MTA and PFNYC launched the accelerator last year to canvas technologies designed to minimise delays and modernise the city’s system. More than 100 companies applied with six finalists, including Veovo, selected to take part, resulting in four pilot projects.

The passenger detection system will be rolled out on the L-train line in the coming months, coinciding with the Canarsie tunnel reconstruction.

Veovo uses a combination of sensor technologies and deep learning algorithms to provide a real-time overview of passenger volumes, following how they move within and between stations, average wait time, and the occupancy on trains. The solution also takes into account changes in the timetable, delays and other operational issues to provide pre-emptive alerts of potential overcrowding at stations, allowing the operator to take preventive measures.
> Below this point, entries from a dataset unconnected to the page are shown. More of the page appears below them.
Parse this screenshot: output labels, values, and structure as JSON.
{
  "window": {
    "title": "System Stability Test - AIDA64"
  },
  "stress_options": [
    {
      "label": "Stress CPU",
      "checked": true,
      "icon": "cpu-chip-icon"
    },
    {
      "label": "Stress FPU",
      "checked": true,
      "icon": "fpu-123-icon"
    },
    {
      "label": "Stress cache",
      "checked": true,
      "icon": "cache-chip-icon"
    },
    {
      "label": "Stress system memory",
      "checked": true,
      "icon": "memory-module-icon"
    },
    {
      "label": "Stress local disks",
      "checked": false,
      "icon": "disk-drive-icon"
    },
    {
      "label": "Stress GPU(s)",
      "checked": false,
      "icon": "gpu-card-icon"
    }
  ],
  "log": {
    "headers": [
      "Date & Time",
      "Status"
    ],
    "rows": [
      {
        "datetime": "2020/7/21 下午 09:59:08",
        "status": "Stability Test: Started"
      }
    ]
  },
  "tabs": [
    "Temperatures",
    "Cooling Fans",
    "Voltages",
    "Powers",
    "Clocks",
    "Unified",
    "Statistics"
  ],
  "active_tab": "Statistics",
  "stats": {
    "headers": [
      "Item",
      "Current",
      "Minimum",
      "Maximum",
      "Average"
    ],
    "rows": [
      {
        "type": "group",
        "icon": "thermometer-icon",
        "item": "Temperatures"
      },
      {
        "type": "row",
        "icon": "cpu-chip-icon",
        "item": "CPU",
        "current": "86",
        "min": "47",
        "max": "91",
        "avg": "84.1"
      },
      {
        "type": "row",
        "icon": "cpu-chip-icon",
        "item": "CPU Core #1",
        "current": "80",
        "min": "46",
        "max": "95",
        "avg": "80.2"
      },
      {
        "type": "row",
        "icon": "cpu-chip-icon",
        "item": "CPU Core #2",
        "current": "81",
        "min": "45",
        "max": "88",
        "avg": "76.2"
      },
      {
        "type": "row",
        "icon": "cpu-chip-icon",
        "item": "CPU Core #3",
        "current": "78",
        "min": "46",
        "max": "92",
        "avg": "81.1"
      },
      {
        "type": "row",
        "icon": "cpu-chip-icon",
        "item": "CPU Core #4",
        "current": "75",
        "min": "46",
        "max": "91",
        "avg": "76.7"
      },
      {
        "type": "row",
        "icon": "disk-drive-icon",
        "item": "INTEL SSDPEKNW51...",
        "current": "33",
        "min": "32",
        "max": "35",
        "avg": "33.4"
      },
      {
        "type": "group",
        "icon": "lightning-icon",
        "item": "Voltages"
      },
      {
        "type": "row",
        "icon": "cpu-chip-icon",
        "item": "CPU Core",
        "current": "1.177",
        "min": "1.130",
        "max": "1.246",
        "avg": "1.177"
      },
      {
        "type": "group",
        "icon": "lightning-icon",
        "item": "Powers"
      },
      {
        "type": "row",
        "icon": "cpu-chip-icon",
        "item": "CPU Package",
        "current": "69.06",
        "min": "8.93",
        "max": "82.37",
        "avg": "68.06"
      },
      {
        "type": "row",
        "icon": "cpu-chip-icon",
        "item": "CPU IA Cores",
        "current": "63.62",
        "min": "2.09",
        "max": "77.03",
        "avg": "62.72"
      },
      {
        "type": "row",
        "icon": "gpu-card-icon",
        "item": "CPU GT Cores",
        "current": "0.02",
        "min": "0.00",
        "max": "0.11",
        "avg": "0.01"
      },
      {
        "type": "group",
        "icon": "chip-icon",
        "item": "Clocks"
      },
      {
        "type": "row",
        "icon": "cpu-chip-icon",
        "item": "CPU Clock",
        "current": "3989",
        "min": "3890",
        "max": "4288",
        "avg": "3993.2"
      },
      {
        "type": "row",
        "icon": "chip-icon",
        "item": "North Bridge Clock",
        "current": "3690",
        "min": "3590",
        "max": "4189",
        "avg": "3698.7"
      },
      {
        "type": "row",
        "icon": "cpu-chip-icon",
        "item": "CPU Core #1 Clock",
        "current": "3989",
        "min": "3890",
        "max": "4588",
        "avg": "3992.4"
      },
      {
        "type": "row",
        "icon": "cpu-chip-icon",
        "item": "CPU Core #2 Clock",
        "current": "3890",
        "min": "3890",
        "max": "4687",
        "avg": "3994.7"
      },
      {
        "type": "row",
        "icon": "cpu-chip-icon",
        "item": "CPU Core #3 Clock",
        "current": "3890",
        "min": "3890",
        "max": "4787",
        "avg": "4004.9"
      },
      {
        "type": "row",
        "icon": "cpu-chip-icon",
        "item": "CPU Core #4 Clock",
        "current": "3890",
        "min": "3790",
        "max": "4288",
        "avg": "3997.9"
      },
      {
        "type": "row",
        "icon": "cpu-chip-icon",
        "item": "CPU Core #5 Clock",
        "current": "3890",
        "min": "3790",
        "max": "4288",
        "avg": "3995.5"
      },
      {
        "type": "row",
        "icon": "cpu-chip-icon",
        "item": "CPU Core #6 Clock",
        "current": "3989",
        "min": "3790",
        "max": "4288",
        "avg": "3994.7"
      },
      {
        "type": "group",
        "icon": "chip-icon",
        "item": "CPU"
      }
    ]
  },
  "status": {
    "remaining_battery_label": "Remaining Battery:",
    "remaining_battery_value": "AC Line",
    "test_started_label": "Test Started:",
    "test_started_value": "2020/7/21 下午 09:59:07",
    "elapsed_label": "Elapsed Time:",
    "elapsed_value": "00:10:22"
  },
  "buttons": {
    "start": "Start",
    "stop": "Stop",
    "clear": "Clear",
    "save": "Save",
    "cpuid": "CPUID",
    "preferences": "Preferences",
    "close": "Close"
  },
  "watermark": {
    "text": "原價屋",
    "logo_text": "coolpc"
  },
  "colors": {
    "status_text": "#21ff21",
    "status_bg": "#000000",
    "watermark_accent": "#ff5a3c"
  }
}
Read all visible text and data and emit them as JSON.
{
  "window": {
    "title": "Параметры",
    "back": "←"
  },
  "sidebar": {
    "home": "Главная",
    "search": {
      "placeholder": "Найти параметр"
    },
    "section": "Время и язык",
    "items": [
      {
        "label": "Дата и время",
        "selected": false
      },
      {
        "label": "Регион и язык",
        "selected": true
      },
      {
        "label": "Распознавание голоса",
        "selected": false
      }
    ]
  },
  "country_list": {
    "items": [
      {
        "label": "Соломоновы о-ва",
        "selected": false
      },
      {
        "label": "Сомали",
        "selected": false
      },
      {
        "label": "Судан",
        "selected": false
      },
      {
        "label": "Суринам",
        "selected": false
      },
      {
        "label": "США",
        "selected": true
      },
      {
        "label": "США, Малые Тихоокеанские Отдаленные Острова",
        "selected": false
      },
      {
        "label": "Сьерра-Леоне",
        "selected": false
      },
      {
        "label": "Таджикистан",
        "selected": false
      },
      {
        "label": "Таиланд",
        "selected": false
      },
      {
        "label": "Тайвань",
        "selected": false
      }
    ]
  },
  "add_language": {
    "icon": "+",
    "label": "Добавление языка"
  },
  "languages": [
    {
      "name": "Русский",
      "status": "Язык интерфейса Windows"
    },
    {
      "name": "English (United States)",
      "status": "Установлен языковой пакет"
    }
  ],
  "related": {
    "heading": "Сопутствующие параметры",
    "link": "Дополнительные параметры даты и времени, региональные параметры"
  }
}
As well as live reporting, the data can be used to detect and predict irregularities, such as conversions, repairs, incidents or delays, which allow the operator to mitigate their impact on passenger flows by deploying staff to stations, changing services and planning more efficient station designs.

Veovo says the data could also be shared with passengers to allow them to better plan their trips, providing a more even spread across the network.

Veovo, which is based in Auckland, has already installed its system in stations in New Zealand, Italy and The Netherlands, as well as airports in Cincinnati, Amsterdam, Manchester and Auckland.